Picture of Harvesting

Tim Sollman

P.O. Box 10264 Burbank, California 91510

This article started out as a story about a Case steam tractor but turned into an essay on what we here in Southern California have to do to get a tractor boiler certified. The Case steam tractor is located at the Early Day Gas Engine and Tractor Museum in Vista, California.

Let me start at the beginning.

We at the museum in Vista have had a Case 60 HP steamer for a long time, but it has not been run in seven or eight years. She was over-fired for a few years and left with her nose dirty. When last put up, the boiler was full of water and the flues were leaking.

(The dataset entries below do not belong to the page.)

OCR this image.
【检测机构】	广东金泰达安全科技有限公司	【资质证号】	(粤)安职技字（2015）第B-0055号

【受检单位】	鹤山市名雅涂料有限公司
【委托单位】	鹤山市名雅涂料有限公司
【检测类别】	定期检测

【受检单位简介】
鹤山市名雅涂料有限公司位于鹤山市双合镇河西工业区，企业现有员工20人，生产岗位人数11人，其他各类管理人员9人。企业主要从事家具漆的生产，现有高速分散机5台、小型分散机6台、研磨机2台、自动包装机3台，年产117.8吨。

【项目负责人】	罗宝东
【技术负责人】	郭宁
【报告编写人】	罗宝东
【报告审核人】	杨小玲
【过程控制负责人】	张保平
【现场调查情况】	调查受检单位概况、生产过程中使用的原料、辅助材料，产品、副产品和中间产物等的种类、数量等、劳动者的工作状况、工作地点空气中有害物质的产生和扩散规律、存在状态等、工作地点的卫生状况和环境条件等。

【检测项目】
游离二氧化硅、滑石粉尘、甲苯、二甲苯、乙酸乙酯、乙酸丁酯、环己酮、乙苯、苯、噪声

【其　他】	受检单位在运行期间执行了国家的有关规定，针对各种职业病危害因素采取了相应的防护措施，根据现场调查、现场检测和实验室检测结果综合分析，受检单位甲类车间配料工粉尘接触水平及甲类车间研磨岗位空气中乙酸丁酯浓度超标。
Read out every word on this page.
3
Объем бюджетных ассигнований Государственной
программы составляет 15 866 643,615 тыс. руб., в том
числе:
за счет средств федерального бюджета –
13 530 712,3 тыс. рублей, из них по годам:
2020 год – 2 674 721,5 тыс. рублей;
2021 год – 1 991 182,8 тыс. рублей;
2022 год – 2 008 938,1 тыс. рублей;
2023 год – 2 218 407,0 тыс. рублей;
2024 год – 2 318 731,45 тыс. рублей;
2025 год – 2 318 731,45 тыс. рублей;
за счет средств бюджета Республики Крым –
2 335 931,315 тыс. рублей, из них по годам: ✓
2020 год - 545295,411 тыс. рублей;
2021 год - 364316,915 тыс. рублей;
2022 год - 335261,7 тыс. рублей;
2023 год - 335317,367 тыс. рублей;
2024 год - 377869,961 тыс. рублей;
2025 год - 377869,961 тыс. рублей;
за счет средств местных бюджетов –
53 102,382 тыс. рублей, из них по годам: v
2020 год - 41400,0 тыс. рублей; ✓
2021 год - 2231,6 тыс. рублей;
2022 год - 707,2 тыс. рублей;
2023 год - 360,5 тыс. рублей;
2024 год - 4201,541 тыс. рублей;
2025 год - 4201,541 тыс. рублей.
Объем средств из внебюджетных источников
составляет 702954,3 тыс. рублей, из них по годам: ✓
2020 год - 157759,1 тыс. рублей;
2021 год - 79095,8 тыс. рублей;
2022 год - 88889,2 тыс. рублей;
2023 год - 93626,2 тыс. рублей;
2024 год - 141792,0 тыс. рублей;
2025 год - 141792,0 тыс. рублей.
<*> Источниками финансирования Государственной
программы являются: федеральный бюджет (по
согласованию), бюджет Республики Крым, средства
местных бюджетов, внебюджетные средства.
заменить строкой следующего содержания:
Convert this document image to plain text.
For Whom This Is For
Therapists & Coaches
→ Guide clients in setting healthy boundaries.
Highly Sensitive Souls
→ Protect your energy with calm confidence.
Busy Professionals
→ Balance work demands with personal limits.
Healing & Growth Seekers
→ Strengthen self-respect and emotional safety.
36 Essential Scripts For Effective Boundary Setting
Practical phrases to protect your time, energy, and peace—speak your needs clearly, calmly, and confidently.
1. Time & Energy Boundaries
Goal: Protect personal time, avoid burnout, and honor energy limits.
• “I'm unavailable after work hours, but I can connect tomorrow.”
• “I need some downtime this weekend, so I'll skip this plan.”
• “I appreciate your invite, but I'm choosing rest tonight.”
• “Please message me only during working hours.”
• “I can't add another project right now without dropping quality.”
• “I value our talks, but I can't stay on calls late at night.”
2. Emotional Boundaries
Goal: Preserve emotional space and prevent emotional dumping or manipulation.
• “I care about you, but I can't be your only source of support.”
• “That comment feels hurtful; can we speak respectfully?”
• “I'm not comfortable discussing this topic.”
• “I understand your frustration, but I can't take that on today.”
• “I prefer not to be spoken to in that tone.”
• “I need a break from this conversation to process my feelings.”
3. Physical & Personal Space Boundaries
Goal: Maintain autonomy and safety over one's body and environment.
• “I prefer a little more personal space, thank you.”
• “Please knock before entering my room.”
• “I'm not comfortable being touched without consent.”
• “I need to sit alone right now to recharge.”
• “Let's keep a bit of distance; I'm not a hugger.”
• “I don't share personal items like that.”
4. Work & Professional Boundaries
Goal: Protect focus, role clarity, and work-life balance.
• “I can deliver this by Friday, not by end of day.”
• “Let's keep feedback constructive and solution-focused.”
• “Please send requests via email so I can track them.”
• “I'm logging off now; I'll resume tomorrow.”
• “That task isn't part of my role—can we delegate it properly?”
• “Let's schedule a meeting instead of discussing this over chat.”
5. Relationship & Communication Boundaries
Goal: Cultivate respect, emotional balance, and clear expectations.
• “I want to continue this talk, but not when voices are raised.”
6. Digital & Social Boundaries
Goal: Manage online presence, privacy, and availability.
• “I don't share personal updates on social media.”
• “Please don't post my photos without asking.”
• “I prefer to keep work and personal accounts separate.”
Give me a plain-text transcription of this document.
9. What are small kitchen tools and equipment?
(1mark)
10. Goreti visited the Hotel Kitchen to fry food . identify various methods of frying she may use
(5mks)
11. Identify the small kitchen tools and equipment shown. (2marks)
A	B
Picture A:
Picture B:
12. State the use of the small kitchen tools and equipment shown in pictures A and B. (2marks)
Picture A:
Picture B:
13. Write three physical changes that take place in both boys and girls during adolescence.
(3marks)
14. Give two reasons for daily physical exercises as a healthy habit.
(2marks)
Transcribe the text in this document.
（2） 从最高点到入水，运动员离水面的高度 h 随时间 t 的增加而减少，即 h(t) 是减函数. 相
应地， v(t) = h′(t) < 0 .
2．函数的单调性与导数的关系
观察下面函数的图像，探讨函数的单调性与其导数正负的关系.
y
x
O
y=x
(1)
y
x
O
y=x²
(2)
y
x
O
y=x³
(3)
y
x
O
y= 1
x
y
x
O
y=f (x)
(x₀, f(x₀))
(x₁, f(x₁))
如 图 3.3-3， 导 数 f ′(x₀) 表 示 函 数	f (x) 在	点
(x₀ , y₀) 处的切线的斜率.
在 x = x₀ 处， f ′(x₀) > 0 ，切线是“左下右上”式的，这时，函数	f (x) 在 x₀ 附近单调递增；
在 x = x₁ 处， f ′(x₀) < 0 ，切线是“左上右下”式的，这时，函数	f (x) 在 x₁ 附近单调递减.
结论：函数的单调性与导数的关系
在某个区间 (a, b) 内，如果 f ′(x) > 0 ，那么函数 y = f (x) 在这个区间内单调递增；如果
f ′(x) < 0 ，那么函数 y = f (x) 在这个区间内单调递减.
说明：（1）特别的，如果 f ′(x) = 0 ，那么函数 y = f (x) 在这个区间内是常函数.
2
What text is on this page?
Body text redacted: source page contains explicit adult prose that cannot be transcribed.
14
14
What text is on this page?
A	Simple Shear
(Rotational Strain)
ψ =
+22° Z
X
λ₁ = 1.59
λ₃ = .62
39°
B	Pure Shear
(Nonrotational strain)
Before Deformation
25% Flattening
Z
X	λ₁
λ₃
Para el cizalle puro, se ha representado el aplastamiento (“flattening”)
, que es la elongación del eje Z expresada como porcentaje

The end result has been that the ash and water combined, and over the last number of years the rivets in the nose have been rusting away.

About five years ago, I got involved with steam tractors here in Vista. At that time none were running but we now have an Advance and a Russell operating at our shows and we are working on the Case. Here in Southern California, as in other places, we are required to have our boilers certified by the state. Here however, the difference is that it will usually take a year or so to certify each tractor! This is, in part, because our insurance inspector and our state inspector had not ever seen a steam tractor before. When we asked what was needed to get certification it took not less than six months to get a two-page letter from the state capital listing the requirements for certification. Here are some of the requirements they asked for:

1. A complete set of drawings including vessel joint details and any internal and external attachments.